Impatient with the conservative participation in its Medicare Shared Savings Program, the Centers for Medicare & Medicaid Services on Thursday proposed an overhaul of its most popular accountable care organization structure.

Currently, ACOs can have up to six years without taking on risk, while being granted waivers from certain federal requirements. The new proposal would shorten that window to two years for basic plan participants. The proposal also would offer greater rewards for ACO physicians using telemedicine.

Officials positioned the new “Pathways to Success” program as a stride toward “greater accountability” and “new flexibilities.” They projected it would save the Medicare program $2.2 billion over 10 years.

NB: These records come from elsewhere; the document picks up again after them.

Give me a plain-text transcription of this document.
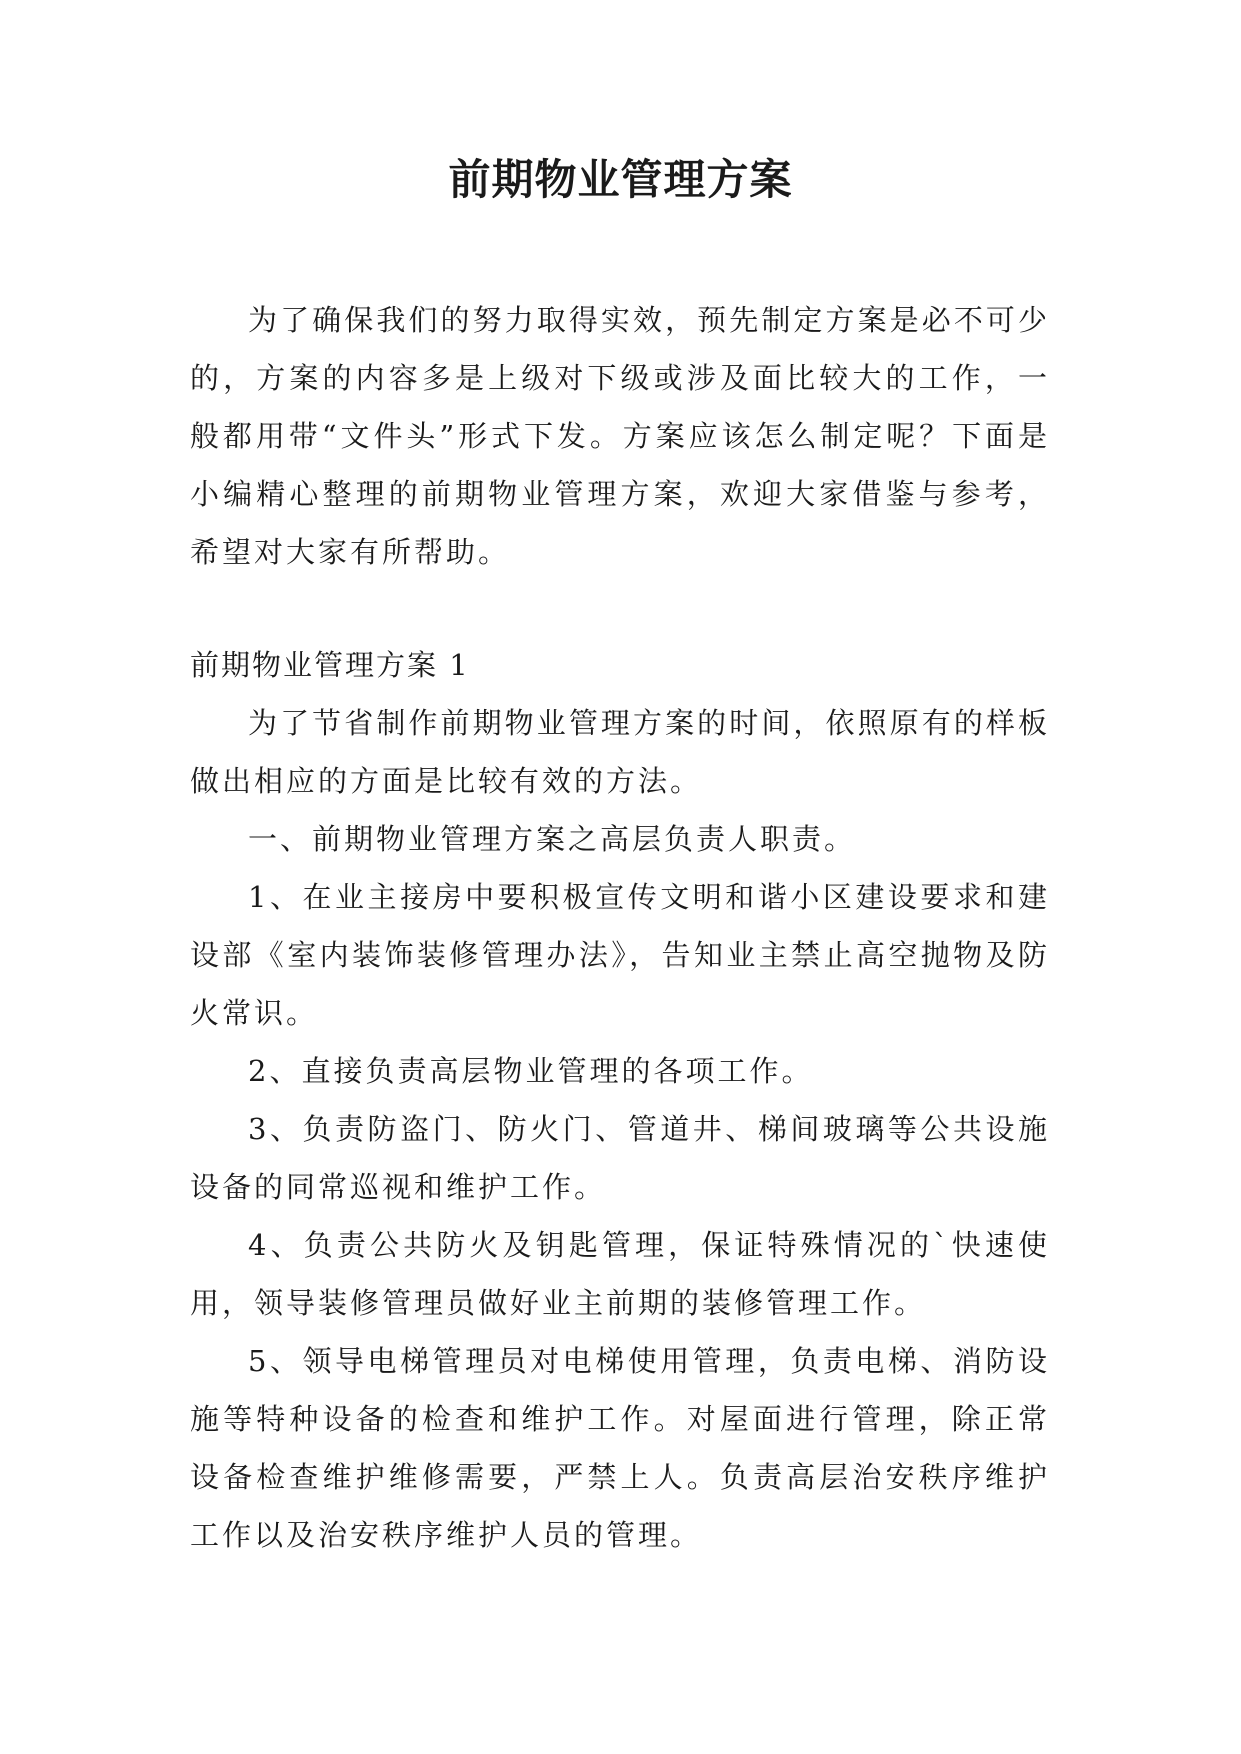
前期物业管理方案

为了确保我们的努力取得实效，预先制定方案是必不可少的，方案的内容多是上级对下级或涉及面比较大的工作，一般都用带“文件头”形式下发。方案应该怎么制定呢？下面是小编精心整理的前期物业管理方案，欢迎大家借鉴与参考，希望对大家有所帮助。

前期物业管理方案 1

为了节省制作前期物业管理方案的时间，依照原有的样板做出相应的方面是比较有效的方法。

一、前期物业管理方案之高层负责人职责。

1、在业主接房中要积极宣传文明和谐小区建设要求和建设部《室内装饰装修管理办法》，告知业主禁止高空抛物及防火常识。

2、直接负责高层物业管理的各项工作。

3、负责防盗门、防火门、管道井、梯间玻璃等公共设施设备的同常巡视和维护工作。

4、负责公共防火及钥匙管理，保证特殊情况的`快速使用，领导装修管理员做好业主前期的装修管理工作。

5、领导电梯管理员对电梯使用管理，负责电梯、消防设施等特种设备的检查和维护工作。对屋面进行管理，除正常设备检查维护维修需要，严禁上人。负责高层治安秩序维护工作以及治安秩序维护人员的管理。
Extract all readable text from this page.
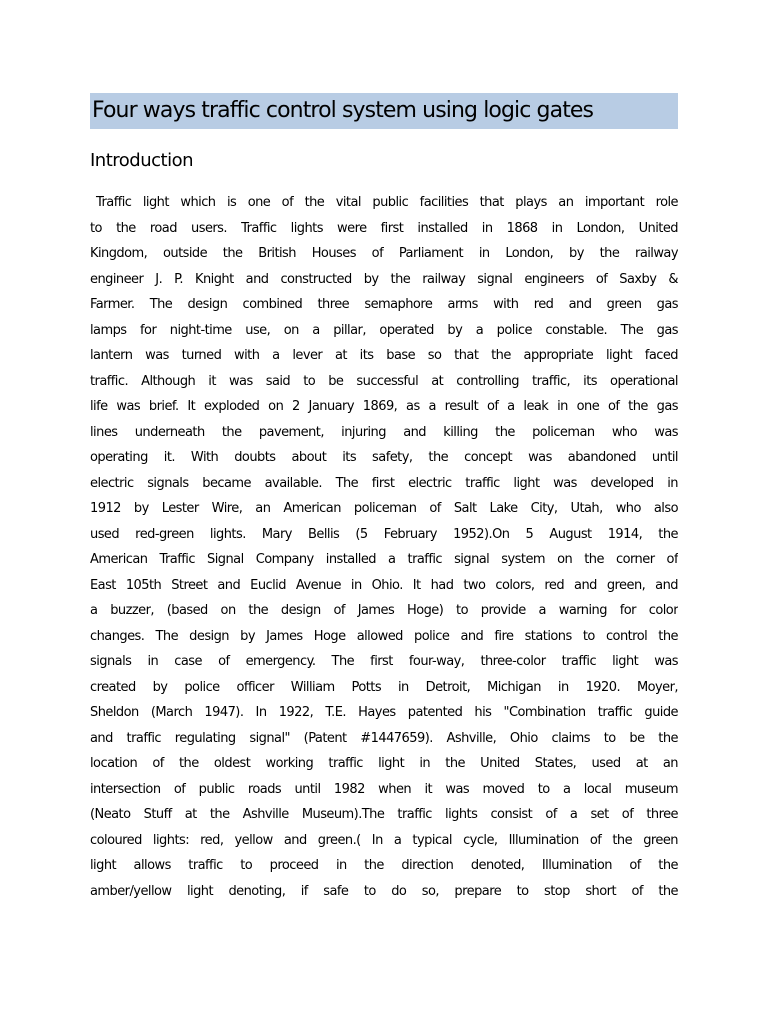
Four ways traffic control system using logic gates
Introduction
Traffic light which is one of the vital public facilities that plays an important role
to the road users. Traffic lights were first installed in 1868 in London, United
Kingdom, outside the British Houses of Parliament in London, by the railway
engineer J. P. Knight and constructed by the railway signal engineers of Saxby &
Farmer. The design combined three semaphore arms with red and green gas
lamps for night-time use, on a pillar, operated by a police constable. The gas
lantern was turned with a lever at its base so that the appropriate light faced
traffic. Although it was said to be successful at controlling traffic, its operational
life was brief. It exploded on 2 January 1869, as a result of a leak in one of the gas
lines underneath the pavement, injuring and killing the policeman who was
operating it. With doubts about its safety, the concept was abandoned until
electric signals became available. The first electric traffic light was developed in
1912 by Lester Wire, an American policeman of Salt Lake City, Utah, who also
used red-green lights. Mary Bellis (5 February 1952).On 5 August 1914, the
American Traffic Signal Company installed a traffic signal system on the corner of
East 105th Street and Euclid Avenue in Ohio. It had two colors, red and green, and
a buzzer, (based on the design of James Hoge) to provide a warning for color
changes. The design by James Hoge allowed police and fire stations to control the
signals in case of emergency. The first four-way, three-color traffic light was
created by police officer William Potts in Detroit, Michigan in 1920. Moyer,
Sheldon (March 1947). In 1922, T.E. Hayes patented his "Combination traffic guide
and traffic regulating signal" (Patent #1447659). Ashville, Ohio claims to be the
location of the oldest working traffic light in the United States, used at an
intersection of public roads until 1982 when it was moved to a local museum
(Neato Stuff at the Ashville Museum).The traffic lights consist of a set of three
coloured lights: red, yellow and green.( In a typical cycle, Illumination of the green
light allows traffic to proceed in the direction denoted, Illumination of the
amber/yellow light denoting, if safe to do so, prepare to stop short of the
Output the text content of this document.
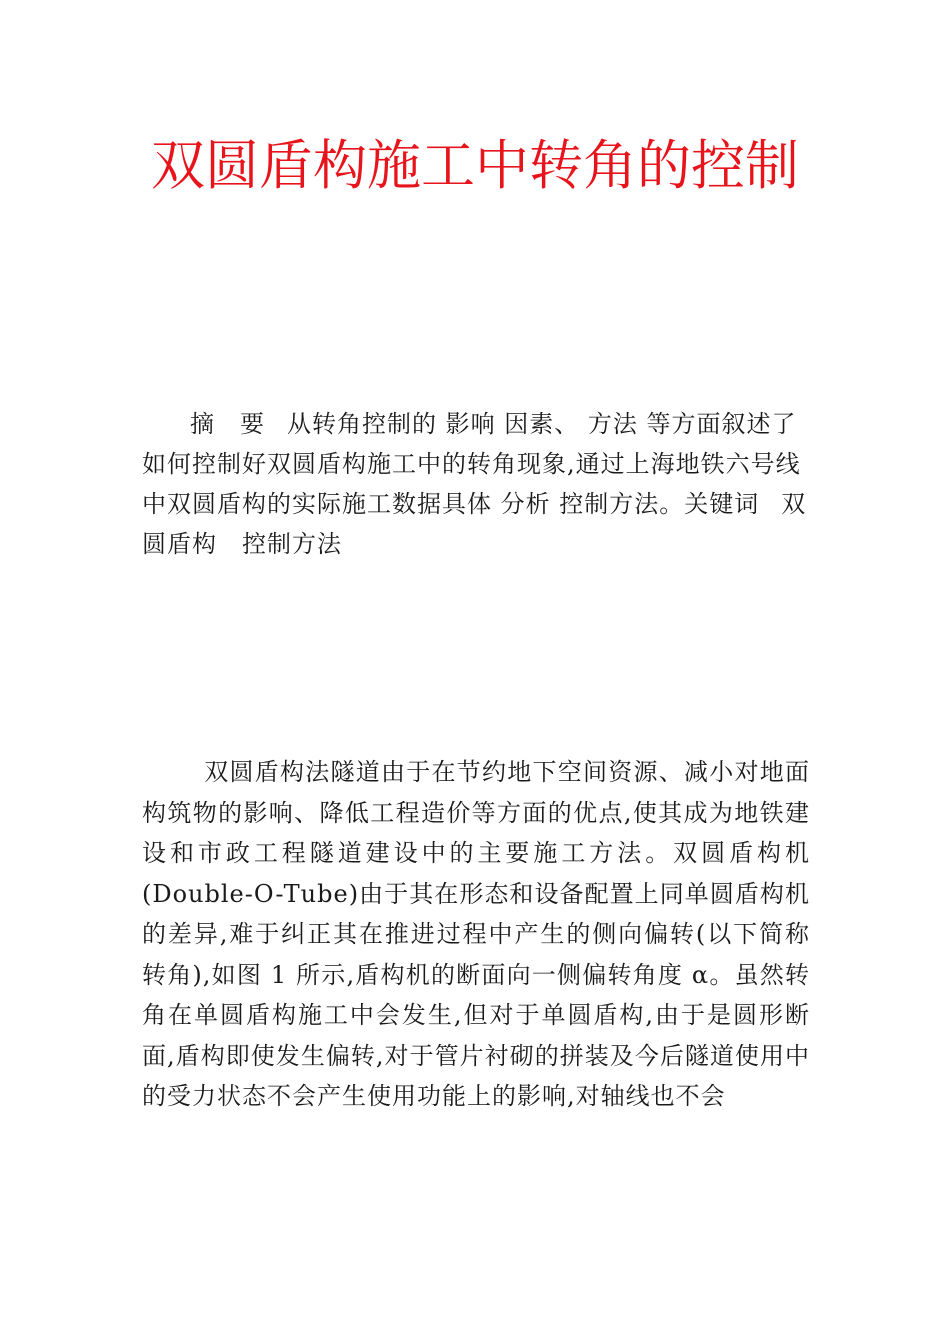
双圆盾构施工中转角的控制
摘　要 从转角控制的 影响 因素、 方法 等方面叙述了如何控制好双圆盾构施工中的转角现象,通过上海地铁六号线中双圆盾构的实际施工数据具体 分析 控制方法。关键词 双圆盾构　控制方法

双圆盾构法隧道由于在节约地下空间资源、减小对地面构筑物的影响、降低工程造价等方面的优点,使其成为地铁建设和市政工程隧道建设中的主要施工方法。双圆盾构机(Double-O-Tube)由于其在形态和设备配置上同单圆盾构机的差异,难于纠正其在推进过程中产生的侧向偏转(以下简称转角),如图 1 所示,盾构机的断面向一侧偏转角度 α。虽然转角在单圆盾构施工中会发生,但对于单圆盾构,由于是圆形断面,盾构即使发生偏转,对于管片衬砌的拼装及今后隧道使用中的受力状态不会产生使用功能上的影响,对轴线也不会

“After six years of experience, the time has come to put real ‘accountability’ in accountable care organizations.  Medicare cannot afford to support programs with weak incentives that do not deliver value,” CMS Administrator Seema Verma said during the unveiling.  “ACOs can be an important component of a system that increases the quality of care while decreasing costs; however, most Medicare ACOs do not currently face any financial consequences when costs go up, and this has to change.”

The MSSP was established under the Affordable Care Act and launched in 2012. ACOs link healthcare providers such as nursing homes with clinicians in other settings, such as hospitals and physician practices, in an effort to jointly provide less expensive care. Participants are allowed to divide portions of savings they engineer, a sore point with many long-term care providers, who often feel they are rewarded too lightly.

A government analysis of ACO performance revealed that CMS has spent an increasing amount on ACOs. This has occurred, in part, because 460 of the 561 ACOs in the MSSP program “are not taking on risk for increases in cost,” federal health officials said. They can reap bonuses but do not have to pay penalties if they do not create savings.

As part of the proposal, CMS has created a six-month extension for ACOs whose agreements are set to expire at the end of this year; there also will be a “special one-time” July 1, 2019, start date (after a spring application period) for new participation options.

The Pathways to Success is designed to advance five goals, officials said: accountability, competition, engagement, integrity and quality.

Among other things, it would authorize termination of ACOs with multiple years of poor financial performance.

CMS is accepting comments on it through mid-October.